Reba went over to Puff and patted him on the nose.  Puff let out a purr. “Where did you find this dragon?” I asked.

“In the land of make-believe,” Reba said.

Oh, boy.  Reba went to the land of make believe?  No one was supposed to go there and if you did slip through you couldn’t bring anything back.  So many rules had been broken. And now I had to get permission from the Board of Big Guys to let Reba keep Puff behind her house.  It was such a big violation I thought that even with my skills of persuasion I would fall short.

I was going to the Big Guy Board to plead Reba and Puff’s case when suddenly Hattie Mae lead a group of villagers out of the forest with torches and pitchforks.  They all stopped, stunned when they saw Puff. He slowly walked towards her, bent down, and gave Hattie a big lick. “Gross!” Hattie yelled. But Brody began laughing at his best friend, and then all our friends were laughing until even Hattie raised a smile.

Reba told us to watch what Puff could do.  She then got on Puff’s back, and they took off into the sky.  We watched as they traveled on a boat with a billowed sail with Reba perched on Puff’s mighty tail    Noble kings and princes bowed to them. Pirate ships lowered their flags when Puff let out his mighty roar.

As they landed, Reba told us Puff’s story.  A smug little bastard named Jackie Paper played with Puff until Jackie found girls and forgot about his dragon friend abandoning him in a cave.  As dogs, it was a story we knew too well.

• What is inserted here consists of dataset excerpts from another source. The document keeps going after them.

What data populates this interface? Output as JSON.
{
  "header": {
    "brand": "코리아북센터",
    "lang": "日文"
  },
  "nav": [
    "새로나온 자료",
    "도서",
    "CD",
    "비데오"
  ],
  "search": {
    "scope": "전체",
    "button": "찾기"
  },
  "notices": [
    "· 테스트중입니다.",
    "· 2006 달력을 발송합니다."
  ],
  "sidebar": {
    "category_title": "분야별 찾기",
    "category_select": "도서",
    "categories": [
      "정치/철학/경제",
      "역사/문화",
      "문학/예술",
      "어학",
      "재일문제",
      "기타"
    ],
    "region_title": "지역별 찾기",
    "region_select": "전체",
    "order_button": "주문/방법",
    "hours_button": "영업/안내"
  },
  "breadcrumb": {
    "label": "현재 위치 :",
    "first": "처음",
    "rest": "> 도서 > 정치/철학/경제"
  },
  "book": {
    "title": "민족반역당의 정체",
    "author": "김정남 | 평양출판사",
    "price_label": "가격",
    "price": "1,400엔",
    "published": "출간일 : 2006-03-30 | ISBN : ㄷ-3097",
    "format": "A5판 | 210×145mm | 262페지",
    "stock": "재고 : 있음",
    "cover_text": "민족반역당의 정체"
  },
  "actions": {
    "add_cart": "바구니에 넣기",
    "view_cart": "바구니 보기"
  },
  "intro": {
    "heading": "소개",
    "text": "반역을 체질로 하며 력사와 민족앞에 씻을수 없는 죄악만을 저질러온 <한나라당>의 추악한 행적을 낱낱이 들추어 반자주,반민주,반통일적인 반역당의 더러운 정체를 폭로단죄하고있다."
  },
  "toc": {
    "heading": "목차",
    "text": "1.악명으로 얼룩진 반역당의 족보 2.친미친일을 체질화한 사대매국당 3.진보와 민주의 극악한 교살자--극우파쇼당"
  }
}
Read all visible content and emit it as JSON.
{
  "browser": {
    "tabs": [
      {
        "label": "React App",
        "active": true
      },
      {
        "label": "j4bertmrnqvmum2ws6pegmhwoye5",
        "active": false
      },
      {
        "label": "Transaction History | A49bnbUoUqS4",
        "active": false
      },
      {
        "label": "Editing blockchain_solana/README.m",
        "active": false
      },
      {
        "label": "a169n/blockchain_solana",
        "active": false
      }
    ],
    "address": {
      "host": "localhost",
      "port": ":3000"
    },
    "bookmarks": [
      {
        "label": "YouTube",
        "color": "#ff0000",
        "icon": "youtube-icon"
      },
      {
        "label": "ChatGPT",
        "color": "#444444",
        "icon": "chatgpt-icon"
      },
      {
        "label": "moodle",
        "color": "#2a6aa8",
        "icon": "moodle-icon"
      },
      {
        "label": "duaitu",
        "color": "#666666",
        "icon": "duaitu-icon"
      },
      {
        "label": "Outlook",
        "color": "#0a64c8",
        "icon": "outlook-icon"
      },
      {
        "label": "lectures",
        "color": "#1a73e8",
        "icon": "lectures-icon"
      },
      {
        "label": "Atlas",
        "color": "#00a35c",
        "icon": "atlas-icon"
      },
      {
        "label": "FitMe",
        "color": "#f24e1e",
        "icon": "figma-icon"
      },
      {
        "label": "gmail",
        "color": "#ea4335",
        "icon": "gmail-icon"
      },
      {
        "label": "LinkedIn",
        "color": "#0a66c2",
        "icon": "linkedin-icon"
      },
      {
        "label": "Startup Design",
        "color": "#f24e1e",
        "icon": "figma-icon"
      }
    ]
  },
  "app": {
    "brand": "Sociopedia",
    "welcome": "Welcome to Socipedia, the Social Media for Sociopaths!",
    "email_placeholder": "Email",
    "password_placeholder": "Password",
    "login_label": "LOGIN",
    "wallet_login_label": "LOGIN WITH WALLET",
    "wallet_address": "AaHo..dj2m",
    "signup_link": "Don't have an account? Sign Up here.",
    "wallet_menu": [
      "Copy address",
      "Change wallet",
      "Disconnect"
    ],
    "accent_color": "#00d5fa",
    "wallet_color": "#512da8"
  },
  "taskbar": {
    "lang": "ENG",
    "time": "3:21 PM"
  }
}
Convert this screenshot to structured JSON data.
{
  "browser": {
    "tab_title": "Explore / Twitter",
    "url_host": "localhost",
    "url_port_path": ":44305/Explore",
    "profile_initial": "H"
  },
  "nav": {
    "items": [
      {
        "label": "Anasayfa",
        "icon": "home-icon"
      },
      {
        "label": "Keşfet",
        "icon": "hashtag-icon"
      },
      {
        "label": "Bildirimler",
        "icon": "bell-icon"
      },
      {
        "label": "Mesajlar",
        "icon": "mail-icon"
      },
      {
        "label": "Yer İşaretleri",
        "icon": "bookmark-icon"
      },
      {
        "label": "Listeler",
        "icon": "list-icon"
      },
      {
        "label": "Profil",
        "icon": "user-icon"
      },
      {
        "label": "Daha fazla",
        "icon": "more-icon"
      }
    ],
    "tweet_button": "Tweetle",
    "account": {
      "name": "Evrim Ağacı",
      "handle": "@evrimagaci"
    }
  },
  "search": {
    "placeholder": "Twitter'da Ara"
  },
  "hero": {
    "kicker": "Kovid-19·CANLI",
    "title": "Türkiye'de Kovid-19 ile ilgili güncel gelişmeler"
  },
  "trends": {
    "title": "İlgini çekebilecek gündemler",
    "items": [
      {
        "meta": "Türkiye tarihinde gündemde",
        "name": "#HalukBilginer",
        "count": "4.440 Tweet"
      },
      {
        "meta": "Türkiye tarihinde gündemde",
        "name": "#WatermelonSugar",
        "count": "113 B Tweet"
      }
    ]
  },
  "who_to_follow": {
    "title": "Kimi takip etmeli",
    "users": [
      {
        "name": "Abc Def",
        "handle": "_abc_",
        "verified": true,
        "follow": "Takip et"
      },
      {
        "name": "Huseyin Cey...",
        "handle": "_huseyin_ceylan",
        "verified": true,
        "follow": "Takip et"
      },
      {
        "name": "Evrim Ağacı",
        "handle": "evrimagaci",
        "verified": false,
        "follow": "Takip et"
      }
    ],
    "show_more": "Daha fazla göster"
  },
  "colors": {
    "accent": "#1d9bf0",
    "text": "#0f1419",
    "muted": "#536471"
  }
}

We agreed we would never forget about Puff or let him be alone again. Even Hattie Mae went for a ride and demanded we call her Khaleesi.

I never did tell the Big Guy Board about Puff, and when one of them came around we dressed Puff up as a really big dog, and he slept under a tree.


Reba tells us she adopted Puff and Puff says he adopted Reba, but as is often true they adopted, and saved, each other and everyone in the Rainbow Bridge’s Doggyspace Family has had their lives improved by Reba’s and Puff’s friendship.